COLUMBIA — The Daniel Boone Little League baseball All-Stars fell short in their quest for a state championship, but they didn't leave Joplin without making their mark.
With a day off on June 30, the 12- and 13-year-old boys on the team still had a curfew of 10:30 the previous evening and a wake-up call for 8:15 the next morning.
Instead of heading for the diamond that morning, the team went to a warehouse stocked with mattresses. They spent the next four hours distributing those mattresses to Joplin residents affected by the May 22 tornado. Gale Blomenkamp, the team's manager, said that any resistance to early bed times and mornings went away as soon as the kids saw how they were helping.
"They told us the story — most of these people had not slept on a bed since the tornado occurred," Blomenkamp said. "They had been sleeping in tents and on floors. The boys were very excited to be giving back to kids and families who weren't as privileged."

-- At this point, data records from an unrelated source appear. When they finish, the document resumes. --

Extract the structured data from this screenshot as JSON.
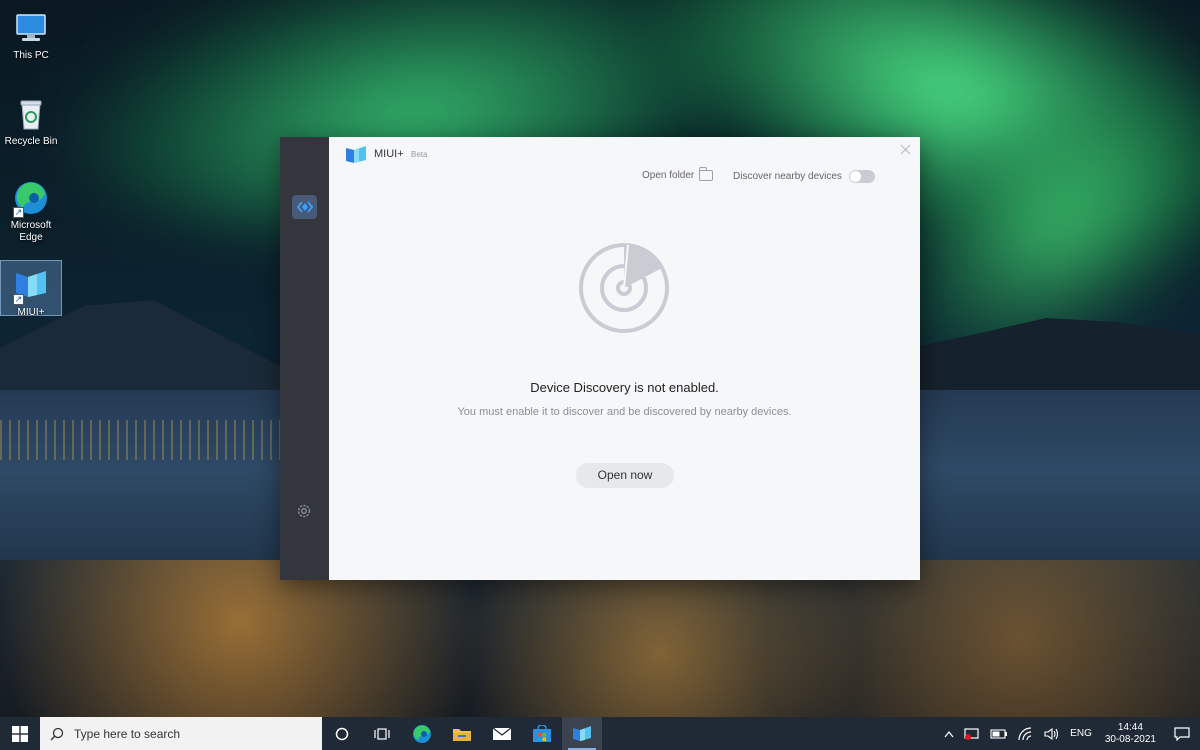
{
  "desktop": {
    "icons": [
      {
        "label": "This PC",
        "icon": "this-pc-icon"
      },
      {
        "label": "Recycle Bin",
        "icon": "recycle-bin-icon"
      },
      {
        "label": "Microsoft Edge",
        "icon": "edge-icon"
      },
      {
        "label": "MIUI+",
        "icon": "miui-plus-icon"
      }
    ]
  },
  "window": {
    "app_name": "MIUI+",
    "badge": "Beta",
    "open_folder_label": "Open folder",
    "discover_label": "Discover nearby devices",
    "discover_enabled": false,
    "message_title": "Device Discovery is not enabled.",
    "message_subtitle": "You must enable it to discover and be discovered by nearby devices.",
    "open_now_label": "Open now",
    "colors": {
      "sidebar": "#33363d",
      "accent": "#485a78",
      "background": "#f6f7f9"
    }
  },
  "taskbar": {
    "search_placeholder": "Type here to search",
    "apps": [
      "task-view",
      "edge",
      "file-explorer",
      "mail",
      "store",
      "miui-plus"
    ],
    "language": "ENG",
    "time": "14:44",
    "date": "30-08-2021"
  }
}
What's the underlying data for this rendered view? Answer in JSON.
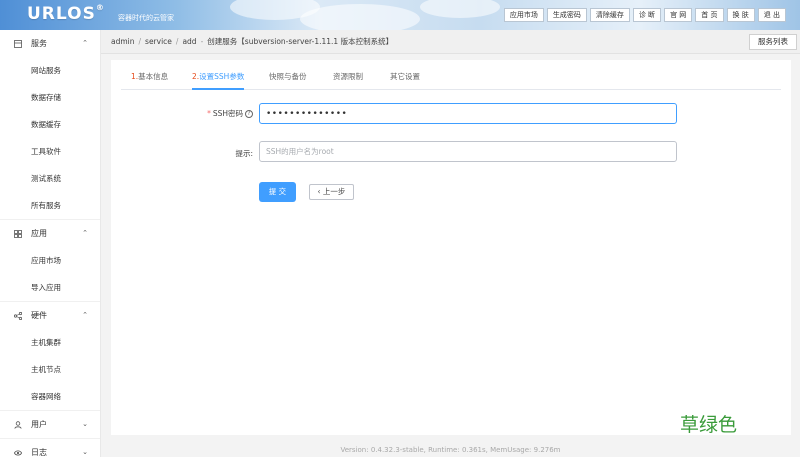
{
  "header": {
    "logo": "URLOS",
    "logo_mark": "®",
    "tagline": "容器时代的云管家",
    "nav": [
      "应用市场",
      "生成密码",
      "清除缓存",
      "诊 断",
      "官 网",
      "首 页",
      "换 肤",
      "退 出"
    ]
  },
  "sidebar": {
    "groups": [
      {
        "label": "服务",
        "icon": "server-icon",
        "expanded": true,
        "items": [
          "网站服务",
          "数据存储",
          "数据缓存",
          "工具软件",
          "测试系统",
          "所有服务"
        ]
      },
      {
        "label": "应用",
        "icon": "grid-icon",
        "expanded": true,
        "items": [
          "应用市场",
          "导入应用"
        ]
      },
      {
        "label": "硬件",
        "icon": "share-icon",
        "expanded": true,
        "items": [
          "主机集群",
          "主机节点",
          "容器网络"
        ]
      },
      {
        "label": "用户",
        "icon": "user-icon",
        "expanded": false,
        "items": []
      },
      {
        "label": "日志",
        "icon": "eye-icon",
        "expanded": false,
        "items": []
      }
    ]
  },
  "breadcrumb": {
    "items": [
      "admin",
      "service",
      "add",
      "创建服务【subversion-server-1.11.1 版本控制系统】"
    ],
    "service_list_button": "服务列表"
  },
  "tabs": [
    {
      "num": "1.",
      "label": "基本信息"
    },
    {
      "num": "2.",
      "label": "设置SSH参数"
    },
    {
      "num": "",
      "label": "快照与备份"
    },
    {
      "num": "",
      "label": "资源限制"
    },
    {
      "num": "",
      "label": "其它设置"
    }
  ],
  "active_tab": 1,
  "form": {
    "ssh_password": {
      "required": "*",
      "label": "SSH密码",
      "help": "?",
      "value": "••••••••••••••"
    },
    "tip": {
      "label": "提示:",
      "placeholder": "SSH的用户名为root"
    },
    "submit": "提 交",
    "prev": "‹ 上一步"
  },
  "footer": "Version: 0.4.32.3-stable,   Runtime: 0.361s,   MemUsage: 9.276m",
  "watermark": "草绿色",
  "colors": {
    "primary": "#409eff",
    "tab_number": "#e64a19",
    "watermark": "#3a9b3a"
  }
}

Thanks to additional help from family members — about 30 people in all — the team was also able to sort and shrink-wrap pallets of donated diapers so they could be transported to and from a church in the area.
Blomenkamp said the volunteer work provided him the opportunity to show his players the real world impact of an idea he had been preaching as long as he had been coaching them: social responsibility.
"I'm always telling them that being an all-star on a baseball team means you're an all-star all the time," Blomenkamp said.
After seeing how willing and excited they were to lend a hand to those in need, he's sure his message got through.
"When one of the boys talked to me and came up to me and said 'this is social responsibility,' I had a big grin on my face."